Он пощекотал ей подбородок и пнул ногой:
-Отвечать, когда я  спрашиваю! Где деньги, сука такая?
Покатило не сомневался, что через каких-нибудь пару минут получит своё обратно. Однако бывшая сексотка ушла, что называется, в отказ, разочаровав скороговоркой:
-Я беременная,.. я... беременная... Ты что?..  Мы ж с тобой... Миленький... Да я ж тебя...
Значит, решила мульку травить, стервь  несуразная? Брюхатая, значит?
Мужская нога, обутая в стильный  итальянский туфель, впилась с размаху в мягкий женский животик. Спица ткнулась подбородком в грудь и даже не вскрикнула. 
 
Пришлось  поискать освежающего. Нашел в холодильнике  бутылку с водкой, приподнял неживую голову, влил  в рот. Спица зашлась кашлем, распахнула глаза, незряче тараща их в разные стороны.
Ой, мама,  голова как гудит! 
Злобные глазки  буравят, не сулят, ох, не сулят тебе, Наташка, фестивальных фейерверков эти глазки!
Где же Красавчик?
Прикинула: до окна метра два. Поднапрячься, оттолкнуться ногой от дивана, перекатиться, вскочить уже у окна, оно приоткрыто,  и закричать погромче. Может, кто поможет. Нет,  вряд ли. Да и  долго слишком, одним рывком не одолеть.  Каждое движение отзывается  болью в животе. И рука,.. ой, отнялась рука совсем.
- Очухалась? Рассказывай, пока не сдохла, как ты меня объегорила?
- Сюда придут сейчас...
Наивная попытка  напугать   только еще больше разозлила следопыта.
- Это ты что,  угрожаешь мне, что ли?! Мне, Афанасию Покатило?! Да ты чумичка!

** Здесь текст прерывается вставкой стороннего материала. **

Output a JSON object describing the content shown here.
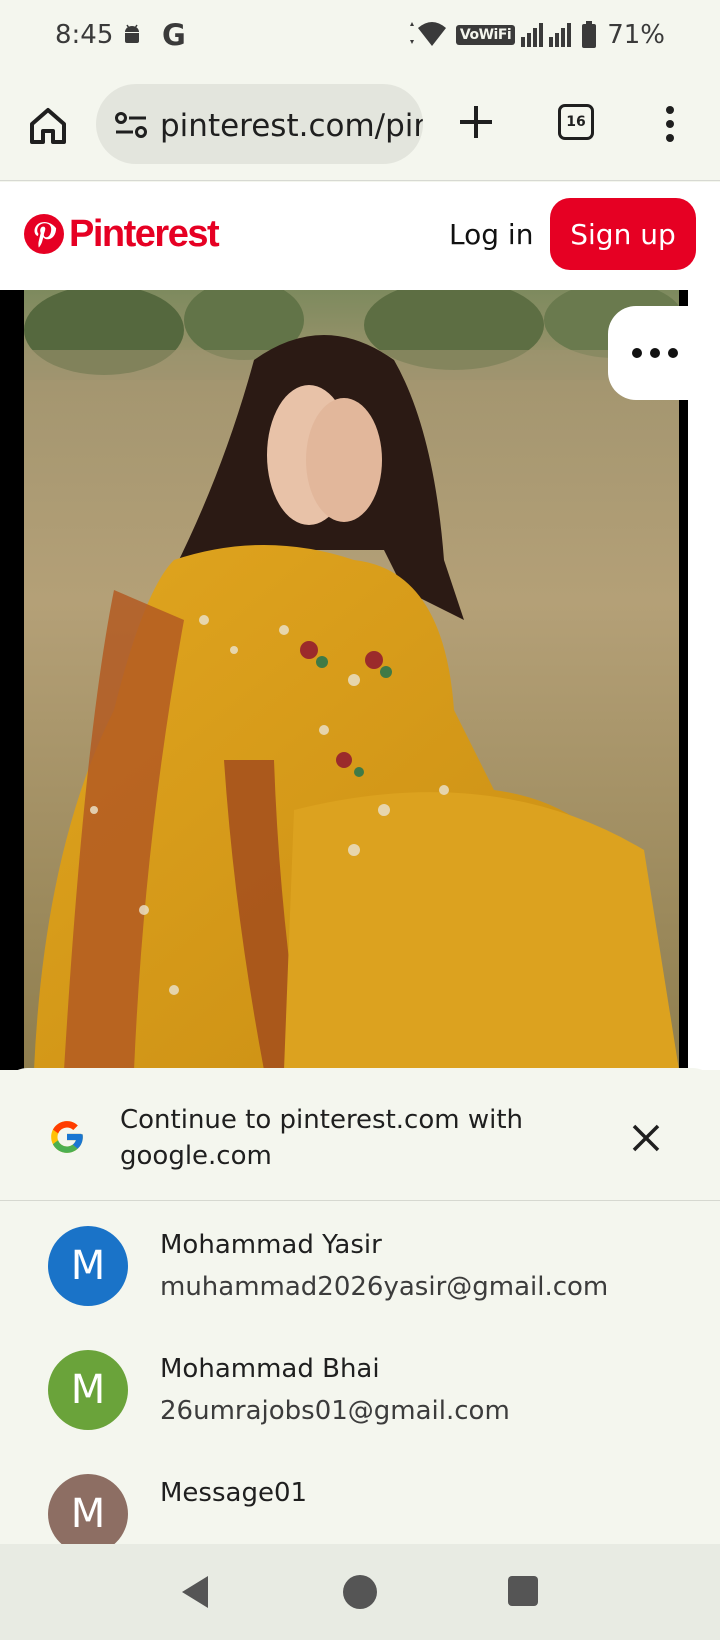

В это время из прихожей донесся отчетливый шорох. Кто-то откинул ногой валяющуюся обувь, чтоб не споткнуться. Хотел беззвучно отодвинуть, хотел остаться незамеченным,  но не рассчитал. 
Покатило от неожиданности глубоко присел, спрятавшись за стул. Неужели уже пришли? Неужели не наврала? Он в панике уставился на сидящую рядом Спицу.
Той показалось, что самое время звать на помощь, и она   заорала: "Я здесь! Помогите!"
Покатило  смотрел на нее обезумевшими  от страха глазами и молчал, как парализованный. В голове застряла одинокая мысль: он закрыл за собой дверь на замок, когда входил, или нет?
 
В прихожей опять что-то зашевелилось, и в комнату вошел пушистый дымчатый кот. Остановился, оглядел сидящих на полу людей.  Пышный хвост раскачивался из стороны в сторону - признак того,  что животное раздумывало, как поступить дальше: чужак смущал. Приняв решение, кот прыгнул на диван,  умостился и стал умываться, погрузившись в свои кошачьи заботы и не обращая больше внимания на внешние факторы.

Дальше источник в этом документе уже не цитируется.